E’ del 1940 il capolavoro di Buzzati, “Il deserto dei tartari”, opera narrativa imprescindibile del nostro Novecento, ode alla vita come grande atto di preparazione alla morte. Giovanni Drogo, l’ufficiale dell’esercito protagonista del romanzo, è un antieroe che finirà logorato da se stesso e da un luogo, la Fortezza Bastiani, in attesa di una guerra che diventerà celebrazione della morte, attraverso la nevrosi, la lenta macerazione di una psiche che non può reggere se non attraverso l’autodistruzione. Ancora a oggi, confrontando il patrimonio genetico di questo protagonista a quello di migliaia di altri presunti suoi colleghi sputati fuori dall’editoria grande e piccola, salta agli occhi il rango di questo personaggio, sempre e solo contemporaneo, come accade alla letteratura che si fa classica per meriti, tradizione inattaccabile. 

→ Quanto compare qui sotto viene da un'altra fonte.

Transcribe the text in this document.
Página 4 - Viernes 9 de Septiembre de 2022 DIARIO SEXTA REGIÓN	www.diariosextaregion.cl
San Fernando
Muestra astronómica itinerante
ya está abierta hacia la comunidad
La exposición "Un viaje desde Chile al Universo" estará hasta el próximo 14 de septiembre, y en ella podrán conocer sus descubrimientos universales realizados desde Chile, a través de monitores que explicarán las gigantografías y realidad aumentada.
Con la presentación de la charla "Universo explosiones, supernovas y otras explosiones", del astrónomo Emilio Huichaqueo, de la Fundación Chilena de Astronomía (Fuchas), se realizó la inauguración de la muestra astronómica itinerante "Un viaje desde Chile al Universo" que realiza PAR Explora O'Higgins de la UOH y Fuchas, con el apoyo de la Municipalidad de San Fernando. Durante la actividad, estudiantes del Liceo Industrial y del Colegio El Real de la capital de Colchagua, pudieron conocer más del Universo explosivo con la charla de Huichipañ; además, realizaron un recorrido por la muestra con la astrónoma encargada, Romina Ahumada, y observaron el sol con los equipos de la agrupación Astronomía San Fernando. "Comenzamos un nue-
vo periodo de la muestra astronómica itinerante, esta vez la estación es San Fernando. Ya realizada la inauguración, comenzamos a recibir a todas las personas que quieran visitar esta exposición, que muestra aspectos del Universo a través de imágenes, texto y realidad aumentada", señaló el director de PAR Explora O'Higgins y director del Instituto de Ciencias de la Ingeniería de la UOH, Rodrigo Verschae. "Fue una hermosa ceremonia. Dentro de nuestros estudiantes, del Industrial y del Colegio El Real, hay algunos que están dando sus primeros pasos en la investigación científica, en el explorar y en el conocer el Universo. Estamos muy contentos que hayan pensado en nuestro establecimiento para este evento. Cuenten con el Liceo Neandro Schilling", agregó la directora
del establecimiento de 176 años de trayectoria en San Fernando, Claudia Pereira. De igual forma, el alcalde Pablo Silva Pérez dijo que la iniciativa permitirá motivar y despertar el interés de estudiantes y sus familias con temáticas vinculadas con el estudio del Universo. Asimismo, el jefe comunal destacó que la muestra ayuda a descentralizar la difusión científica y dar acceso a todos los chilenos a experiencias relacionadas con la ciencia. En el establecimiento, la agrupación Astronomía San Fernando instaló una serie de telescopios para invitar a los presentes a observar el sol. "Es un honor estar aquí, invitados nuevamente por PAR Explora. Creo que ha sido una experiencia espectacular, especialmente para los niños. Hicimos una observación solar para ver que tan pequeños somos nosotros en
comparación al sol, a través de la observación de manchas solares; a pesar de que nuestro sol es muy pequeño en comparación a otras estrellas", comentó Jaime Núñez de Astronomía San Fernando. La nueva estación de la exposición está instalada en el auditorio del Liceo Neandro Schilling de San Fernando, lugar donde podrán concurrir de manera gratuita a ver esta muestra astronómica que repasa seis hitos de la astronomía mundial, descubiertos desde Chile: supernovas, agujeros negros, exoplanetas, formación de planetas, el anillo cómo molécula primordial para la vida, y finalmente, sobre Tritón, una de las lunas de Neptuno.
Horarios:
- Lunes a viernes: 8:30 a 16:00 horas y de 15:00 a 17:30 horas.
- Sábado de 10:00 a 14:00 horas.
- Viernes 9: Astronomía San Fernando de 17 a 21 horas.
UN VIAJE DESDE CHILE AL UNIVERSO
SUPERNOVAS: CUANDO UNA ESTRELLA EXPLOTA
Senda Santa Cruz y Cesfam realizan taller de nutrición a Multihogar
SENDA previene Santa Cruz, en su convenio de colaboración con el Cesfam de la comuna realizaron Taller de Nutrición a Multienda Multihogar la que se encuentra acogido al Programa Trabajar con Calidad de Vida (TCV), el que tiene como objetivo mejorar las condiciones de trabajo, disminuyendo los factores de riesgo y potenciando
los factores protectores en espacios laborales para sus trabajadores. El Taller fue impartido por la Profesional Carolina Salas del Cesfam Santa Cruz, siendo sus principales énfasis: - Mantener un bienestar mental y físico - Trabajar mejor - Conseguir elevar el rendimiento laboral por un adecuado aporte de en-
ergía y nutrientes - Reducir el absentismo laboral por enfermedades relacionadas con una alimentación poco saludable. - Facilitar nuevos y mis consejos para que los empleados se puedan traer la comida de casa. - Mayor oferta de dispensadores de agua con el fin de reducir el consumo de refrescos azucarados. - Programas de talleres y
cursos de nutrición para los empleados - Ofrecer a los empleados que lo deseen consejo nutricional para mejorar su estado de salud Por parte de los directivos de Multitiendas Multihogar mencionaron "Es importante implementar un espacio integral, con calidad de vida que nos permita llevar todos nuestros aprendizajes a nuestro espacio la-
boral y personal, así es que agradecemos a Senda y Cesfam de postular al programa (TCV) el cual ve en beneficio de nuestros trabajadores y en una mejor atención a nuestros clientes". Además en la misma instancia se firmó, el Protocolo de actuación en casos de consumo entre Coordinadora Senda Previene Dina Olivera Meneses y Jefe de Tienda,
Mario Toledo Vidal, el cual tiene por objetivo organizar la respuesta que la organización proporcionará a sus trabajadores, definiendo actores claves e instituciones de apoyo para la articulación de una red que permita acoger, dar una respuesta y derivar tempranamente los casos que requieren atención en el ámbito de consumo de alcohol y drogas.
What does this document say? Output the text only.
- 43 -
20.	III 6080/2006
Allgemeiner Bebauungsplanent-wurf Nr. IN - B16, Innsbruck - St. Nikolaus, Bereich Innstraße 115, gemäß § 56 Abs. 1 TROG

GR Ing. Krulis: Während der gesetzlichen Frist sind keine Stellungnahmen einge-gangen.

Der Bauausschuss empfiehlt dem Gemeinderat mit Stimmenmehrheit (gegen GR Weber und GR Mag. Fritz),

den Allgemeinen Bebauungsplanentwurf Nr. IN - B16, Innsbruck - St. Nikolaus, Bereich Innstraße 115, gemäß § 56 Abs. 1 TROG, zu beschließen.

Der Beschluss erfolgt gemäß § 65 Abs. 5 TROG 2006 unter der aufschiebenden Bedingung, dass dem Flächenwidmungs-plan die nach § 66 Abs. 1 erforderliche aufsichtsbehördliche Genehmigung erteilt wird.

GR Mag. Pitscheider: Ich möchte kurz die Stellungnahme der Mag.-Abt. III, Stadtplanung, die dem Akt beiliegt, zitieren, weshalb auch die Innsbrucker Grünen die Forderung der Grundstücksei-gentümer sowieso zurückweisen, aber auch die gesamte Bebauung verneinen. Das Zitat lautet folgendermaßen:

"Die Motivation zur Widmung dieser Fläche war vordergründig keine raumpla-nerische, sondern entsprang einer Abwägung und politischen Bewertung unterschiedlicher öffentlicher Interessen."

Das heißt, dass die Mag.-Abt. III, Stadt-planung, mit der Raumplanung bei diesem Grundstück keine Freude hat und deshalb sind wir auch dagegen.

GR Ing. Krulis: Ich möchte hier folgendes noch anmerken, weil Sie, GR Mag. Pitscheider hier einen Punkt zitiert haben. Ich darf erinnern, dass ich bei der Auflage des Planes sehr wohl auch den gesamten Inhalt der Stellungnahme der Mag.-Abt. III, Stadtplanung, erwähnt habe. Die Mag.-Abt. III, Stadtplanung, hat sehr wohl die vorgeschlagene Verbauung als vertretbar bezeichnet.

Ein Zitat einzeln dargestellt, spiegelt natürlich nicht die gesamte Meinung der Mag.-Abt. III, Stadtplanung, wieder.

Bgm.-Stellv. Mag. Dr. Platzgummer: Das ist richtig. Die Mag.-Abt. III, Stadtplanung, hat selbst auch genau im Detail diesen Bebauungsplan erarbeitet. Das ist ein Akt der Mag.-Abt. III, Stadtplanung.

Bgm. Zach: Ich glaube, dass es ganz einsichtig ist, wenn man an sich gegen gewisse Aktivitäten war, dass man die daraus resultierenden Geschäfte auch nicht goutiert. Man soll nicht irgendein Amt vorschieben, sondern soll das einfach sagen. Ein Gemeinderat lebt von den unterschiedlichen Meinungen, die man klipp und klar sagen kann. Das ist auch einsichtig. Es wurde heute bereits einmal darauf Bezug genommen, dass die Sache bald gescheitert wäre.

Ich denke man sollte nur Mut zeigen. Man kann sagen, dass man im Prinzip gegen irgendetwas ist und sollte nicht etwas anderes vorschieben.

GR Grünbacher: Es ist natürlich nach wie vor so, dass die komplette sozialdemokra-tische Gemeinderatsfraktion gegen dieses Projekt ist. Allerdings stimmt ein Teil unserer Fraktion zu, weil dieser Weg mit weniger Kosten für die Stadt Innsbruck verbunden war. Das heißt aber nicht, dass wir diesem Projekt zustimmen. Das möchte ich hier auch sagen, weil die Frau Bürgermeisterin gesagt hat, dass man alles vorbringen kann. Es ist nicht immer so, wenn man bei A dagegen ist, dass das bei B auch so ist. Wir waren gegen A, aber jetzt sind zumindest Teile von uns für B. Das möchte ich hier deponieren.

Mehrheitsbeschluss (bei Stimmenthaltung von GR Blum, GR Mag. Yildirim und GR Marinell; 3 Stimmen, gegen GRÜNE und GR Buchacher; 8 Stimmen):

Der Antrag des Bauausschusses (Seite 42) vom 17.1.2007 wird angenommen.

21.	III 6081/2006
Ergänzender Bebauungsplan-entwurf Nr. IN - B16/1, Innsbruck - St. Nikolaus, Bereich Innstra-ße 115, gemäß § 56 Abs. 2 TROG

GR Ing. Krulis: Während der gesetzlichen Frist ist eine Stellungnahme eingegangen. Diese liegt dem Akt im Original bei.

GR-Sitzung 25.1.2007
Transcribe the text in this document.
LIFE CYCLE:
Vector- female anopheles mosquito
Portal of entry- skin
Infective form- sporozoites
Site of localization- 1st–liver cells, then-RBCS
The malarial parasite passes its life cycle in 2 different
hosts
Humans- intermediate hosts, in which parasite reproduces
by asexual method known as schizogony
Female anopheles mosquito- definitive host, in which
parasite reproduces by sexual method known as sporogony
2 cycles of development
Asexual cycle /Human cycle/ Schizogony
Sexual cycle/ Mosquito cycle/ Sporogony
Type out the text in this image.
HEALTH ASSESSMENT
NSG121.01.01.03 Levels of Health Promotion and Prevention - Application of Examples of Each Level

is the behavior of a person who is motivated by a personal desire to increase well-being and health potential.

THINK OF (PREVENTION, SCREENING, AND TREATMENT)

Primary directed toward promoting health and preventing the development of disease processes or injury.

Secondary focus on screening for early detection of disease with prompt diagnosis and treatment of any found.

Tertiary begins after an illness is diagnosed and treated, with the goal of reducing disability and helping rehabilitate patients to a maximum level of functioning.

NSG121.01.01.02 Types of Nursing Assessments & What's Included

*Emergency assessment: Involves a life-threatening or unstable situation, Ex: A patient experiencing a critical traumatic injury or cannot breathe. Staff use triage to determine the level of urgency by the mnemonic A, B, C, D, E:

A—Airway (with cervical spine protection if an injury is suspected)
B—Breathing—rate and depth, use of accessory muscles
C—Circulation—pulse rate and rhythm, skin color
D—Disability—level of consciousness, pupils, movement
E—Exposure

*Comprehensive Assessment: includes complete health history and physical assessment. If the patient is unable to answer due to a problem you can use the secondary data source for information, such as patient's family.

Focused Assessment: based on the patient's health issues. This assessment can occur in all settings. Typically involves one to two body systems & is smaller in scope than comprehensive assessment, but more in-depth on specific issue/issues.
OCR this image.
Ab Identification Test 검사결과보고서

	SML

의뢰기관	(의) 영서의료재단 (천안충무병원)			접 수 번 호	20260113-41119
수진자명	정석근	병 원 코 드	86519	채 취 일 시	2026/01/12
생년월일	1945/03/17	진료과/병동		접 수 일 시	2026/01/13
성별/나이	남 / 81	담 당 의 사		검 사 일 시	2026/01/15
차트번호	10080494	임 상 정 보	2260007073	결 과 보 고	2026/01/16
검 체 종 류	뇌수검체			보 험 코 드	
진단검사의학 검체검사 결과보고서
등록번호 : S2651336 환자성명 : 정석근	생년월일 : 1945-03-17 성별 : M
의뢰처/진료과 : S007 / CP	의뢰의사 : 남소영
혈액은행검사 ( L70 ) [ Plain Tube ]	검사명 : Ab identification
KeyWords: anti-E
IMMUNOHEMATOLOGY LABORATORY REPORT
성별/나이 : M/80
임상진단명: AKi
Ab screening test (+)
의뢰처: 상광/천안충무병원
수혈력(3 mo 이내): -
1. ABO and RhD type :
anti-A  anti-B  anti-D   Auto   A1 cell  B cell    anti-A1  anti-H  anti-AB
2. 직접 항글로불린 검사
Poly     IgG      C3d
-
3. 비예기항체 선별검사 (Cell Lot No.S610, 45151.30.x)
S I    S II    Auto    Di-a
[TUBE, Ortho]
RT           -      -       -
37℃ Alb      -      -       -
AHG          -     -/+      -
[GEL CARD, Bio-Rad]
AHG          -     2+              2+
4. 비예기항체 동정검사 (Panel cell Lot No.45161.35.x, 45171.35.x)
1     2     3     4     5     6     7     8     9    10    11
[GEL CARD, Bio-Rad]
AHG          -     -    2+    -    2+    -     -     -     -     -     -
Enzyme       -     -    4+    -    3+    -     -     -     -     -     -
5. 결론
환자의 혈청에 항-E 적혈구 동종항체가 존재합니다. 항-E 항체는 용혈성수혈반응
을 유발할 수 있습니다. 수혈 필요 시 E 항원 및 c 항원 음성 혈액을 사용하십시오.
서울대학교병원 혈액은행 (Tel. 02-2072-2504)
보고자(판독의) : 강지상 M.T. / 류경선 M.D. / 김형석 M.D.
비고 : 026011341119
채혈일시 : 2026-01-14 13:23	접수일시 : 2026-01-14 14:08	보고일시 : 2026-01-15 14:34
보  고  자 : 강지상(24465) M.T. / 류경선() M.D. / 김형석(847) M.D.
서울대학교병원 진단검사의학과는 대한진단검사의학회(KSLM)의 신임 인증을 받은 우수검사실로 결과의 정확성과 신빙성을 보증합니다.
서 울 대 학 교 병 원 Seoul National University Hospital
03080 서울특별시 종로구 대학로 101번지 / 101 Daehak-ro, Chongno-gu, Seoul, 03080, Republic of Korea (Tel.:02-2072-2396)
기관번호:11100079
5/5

Per entrare nel mondo buzzatiano, per conoscere da vicino uno scrittore e il clima contro il quale si trovò suo malgrado a cimentarsi, appare di grande utilità il libro di Antonia Arslan, “Dino Buzzati bricoleur & cronista visionario”, edito da qualche mese dalla Ares Edizioni. Merito della Arslan è senz’altro quello di ricostruire con minuziosa dedizione il panorama letterario e culturale dell’epoca, attraverso testimonianze eminenti, da Montale a Montanelli solo per citare qualche nome dei tanti. Ma il suo merito più grande è un altro: aver restituito per intero la poetica di Buzzati, il suo punto di vista sulla vita e sulla letteratura, sul giornalismo. Semplicemente indiscutibile, solo per fare un esempio, è quanto dice il buon Dino riguardo proprio le sue varie scritture, in apparente antitesi: Il giornalismo, per me, non è un secondo mestiere, ma un aspetto del mio mestiere. L’optimum del giornalista coincide con l’optimum della letteratura. E non vedo come la pratica del giornalismo possa nuocere a uno scrittore. Certe esperienze cronachistiche, anzi, penso che siano nettamente vantaggiose agli effetti artistici.

 

Vita e realtà come motori della lingua, anzi, delle diverse lingue che era in grado di utilizzare. Ma, come spesso accade ai grandi, l’opera di Buzzati non fu particolarmente amata, gli si accostava Kafka, per frettolosa semplicità, e i giudizi furono spesso sprezzanti: nella scrittura di Buzzati si viene disturbati “da una presenza larvale ma perentoria, inquietante, l’ombra di Kafka”. Firmato Emilio Cecchi. Anche se poi si ricrederà rispetto al valore di Buzzati, rivedendo il suo giudizio nel corso degli anni.

 

Tutto l’isolamento vissuto, la cattiveria ricevuta, finisce con la sua morte, nel 1972. Da lì in avanti, a piccoli passi, la critica e l’immaginario della nostra società letteraria hanno recuperato Dino Buzzati, la sua maestosa ricerca di senso oltre la realtà, perché a questo desiderio obbediva la sua scrittura. Come ebbe a dire Carlo Bo all’indomani della sua morte: Dino Buzzati era roso dal “tarlo della verità”. Vissuto senza compromessi, senza limiti, e di genere e di intensità, come si conviene agli uomini nati vivi.